According to Sky Sports News, Premier League players and employees across the country are being warned of the potential risks of participating in the Fantasy Premier League.

Following are the most recent high profile cases where team messages could be leaked to opponents.

Sky Sports News reported Monday that new software, or “bots”, was used to scan any changes made to teams by people who work in football clubs – information that is then automatically posted on social media.

According to the rules of the Fantasy Premier League, participants must make changes to their team (substitutions or transfers) 90 minutes before the first game of a game week.

This could mean posting information prior to a game on a Friday night pointing to the team news of a Premier League team playing on a Saturday or Sunday – or worse, a full 73 hours before two teams play football on Monday night.
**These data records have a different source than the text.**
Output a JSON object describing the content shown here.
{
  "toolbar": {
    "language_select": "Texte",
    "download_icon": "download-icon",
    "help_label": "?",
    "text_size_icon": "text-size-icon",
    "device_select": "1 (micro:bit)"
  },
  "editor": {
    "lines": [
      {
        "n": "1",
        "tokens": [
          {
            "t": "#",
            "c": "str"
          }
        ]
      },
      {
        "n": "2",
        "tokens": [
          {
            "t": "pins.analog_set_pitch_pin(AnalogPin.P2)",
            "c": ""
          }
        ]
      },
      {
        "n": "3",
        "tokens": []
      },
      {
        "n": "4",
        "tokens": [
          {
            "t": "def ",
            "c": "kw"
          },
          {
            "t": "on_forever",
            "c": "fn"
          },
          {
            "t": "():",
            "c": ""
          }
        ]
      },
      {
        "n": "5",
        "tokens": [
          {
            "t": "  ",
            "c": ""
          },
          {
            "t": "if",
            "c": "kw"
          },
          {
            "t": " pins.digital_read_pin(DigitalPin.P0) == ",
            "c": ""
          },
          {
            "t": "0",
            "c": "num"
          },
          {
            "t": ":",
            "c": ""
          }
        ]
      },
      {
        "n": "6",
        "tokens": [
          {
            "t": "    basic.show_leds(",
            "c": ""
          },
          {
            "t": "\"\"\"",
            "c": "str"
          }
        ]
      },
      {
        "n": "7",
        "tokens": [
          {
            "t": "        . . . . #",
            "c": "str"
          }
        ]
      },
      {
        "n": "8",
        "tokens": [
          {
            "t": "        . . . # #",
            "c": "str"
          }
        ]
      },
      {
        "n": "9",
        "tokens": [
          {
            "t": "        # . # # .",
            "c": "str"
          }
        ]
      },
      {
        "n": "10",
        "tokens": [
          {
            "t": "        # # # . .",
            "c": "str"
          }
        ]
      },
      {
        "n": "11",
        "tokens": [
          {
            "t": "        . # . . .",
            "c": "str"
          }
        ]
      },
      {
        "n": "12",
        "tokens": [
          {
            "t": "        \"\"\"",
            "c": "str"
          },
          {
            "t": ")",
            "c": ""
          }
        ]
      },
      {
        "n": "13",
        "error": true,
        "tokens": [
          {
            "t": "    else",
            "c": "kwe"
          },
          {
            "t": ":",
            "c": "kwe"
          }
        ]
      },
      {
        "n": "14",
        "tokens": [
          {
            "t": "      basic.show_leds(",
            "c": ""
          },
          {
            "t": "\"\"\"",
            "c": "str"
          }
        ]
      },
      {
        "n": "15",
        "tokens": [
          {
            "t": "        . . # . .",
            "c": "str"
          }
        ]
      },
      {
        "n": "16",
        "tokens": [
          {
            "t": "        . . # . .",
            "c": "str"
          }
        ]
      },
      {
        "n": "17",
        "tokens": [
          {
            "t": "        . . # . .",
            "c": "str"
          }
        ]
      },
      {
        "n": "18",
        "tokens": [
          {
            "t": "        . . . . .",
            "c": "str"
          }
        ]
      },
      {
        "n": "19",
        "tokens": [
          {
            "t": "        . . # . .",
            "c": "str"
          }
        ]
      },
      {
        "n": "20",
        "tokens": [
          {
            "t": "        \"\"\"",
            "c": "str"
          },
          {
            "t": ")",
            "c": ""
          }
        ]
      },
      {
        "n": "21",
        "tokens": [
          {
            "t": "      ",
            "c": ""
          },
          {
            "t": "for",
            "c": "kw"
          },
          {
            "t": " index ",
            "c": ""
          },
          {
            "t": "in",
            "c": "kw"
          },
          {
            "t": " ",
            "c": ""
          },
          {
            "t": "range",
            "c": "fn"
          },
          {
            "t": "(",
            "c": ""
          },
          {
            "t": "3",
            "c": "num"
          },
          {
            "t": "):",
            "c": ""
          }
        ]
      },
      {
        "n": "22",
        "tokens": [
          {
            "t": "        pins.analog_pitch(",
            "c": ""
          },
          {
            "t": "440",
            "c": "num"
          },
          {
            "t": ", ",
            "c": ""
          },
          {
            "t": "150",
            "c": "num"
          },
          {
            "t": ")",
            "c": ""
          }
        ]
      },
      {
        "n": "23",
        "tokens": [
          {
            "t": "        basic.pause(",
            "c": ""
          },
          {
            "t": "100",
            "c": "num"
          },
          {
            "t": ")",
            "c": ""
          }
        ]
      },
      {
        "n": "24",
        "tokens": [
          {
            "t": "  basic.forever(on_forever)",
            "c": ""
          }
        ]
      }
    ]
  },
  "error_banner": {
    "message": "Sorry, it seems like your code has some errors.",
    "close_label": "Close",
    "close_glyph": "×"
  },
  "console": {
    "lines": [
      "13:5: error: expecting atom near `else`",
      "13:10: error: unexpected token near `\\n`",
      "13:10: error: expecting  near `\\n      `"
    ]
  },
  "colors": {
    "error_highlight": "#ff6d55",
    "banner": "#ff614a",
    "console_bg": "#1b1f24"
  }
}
Jack Grealish missed Aston Villa’s loss to Leicester on Sunday, and a Twitter account had seen him removed from some Villa players’ fantasy teams

Now, officials from several top clubs have told Sky Sports News that, although the game has not been banned on the training grounds, players and staff should avoid adding players from their own clubs to their Fantasy League teams in order for them to do so . Don’t accidentally overlook confidential team messages.

Sky Sports News reached out to all 20 Premier League teams to ask for anonymous feedback.

One club said a number of junior staff – such as those involved in statistical analysis or physical therapy support – had no idea that they were being attacked by the software or that their changes on the fantasy team could be used to send team news to give to others.

Another club said team news is a closely guarded secret and so they would look back on the subject to make sure no opponent could gain a competitive advantage.

An official from a third unnamed club said he did not believe participating in the Fantasy Premier League was up to the standards expected by football professionals and they would convey that belief to the squad and support staff.

A fourth club told Sky Sports News that they are aware of the potential pitfalls but hopes recent publicity on the issue has “focused” the minds of their players and staff who they trust are using “common sense” .

A fifth club official said he had applied new terms and conditions to those within the club who play the game, as well as new guidelines on what to avoid.

Two other Premier League clubs told Sky Sports News that they see no problem with the game and would not make any changes to their rules or guidelines at this point.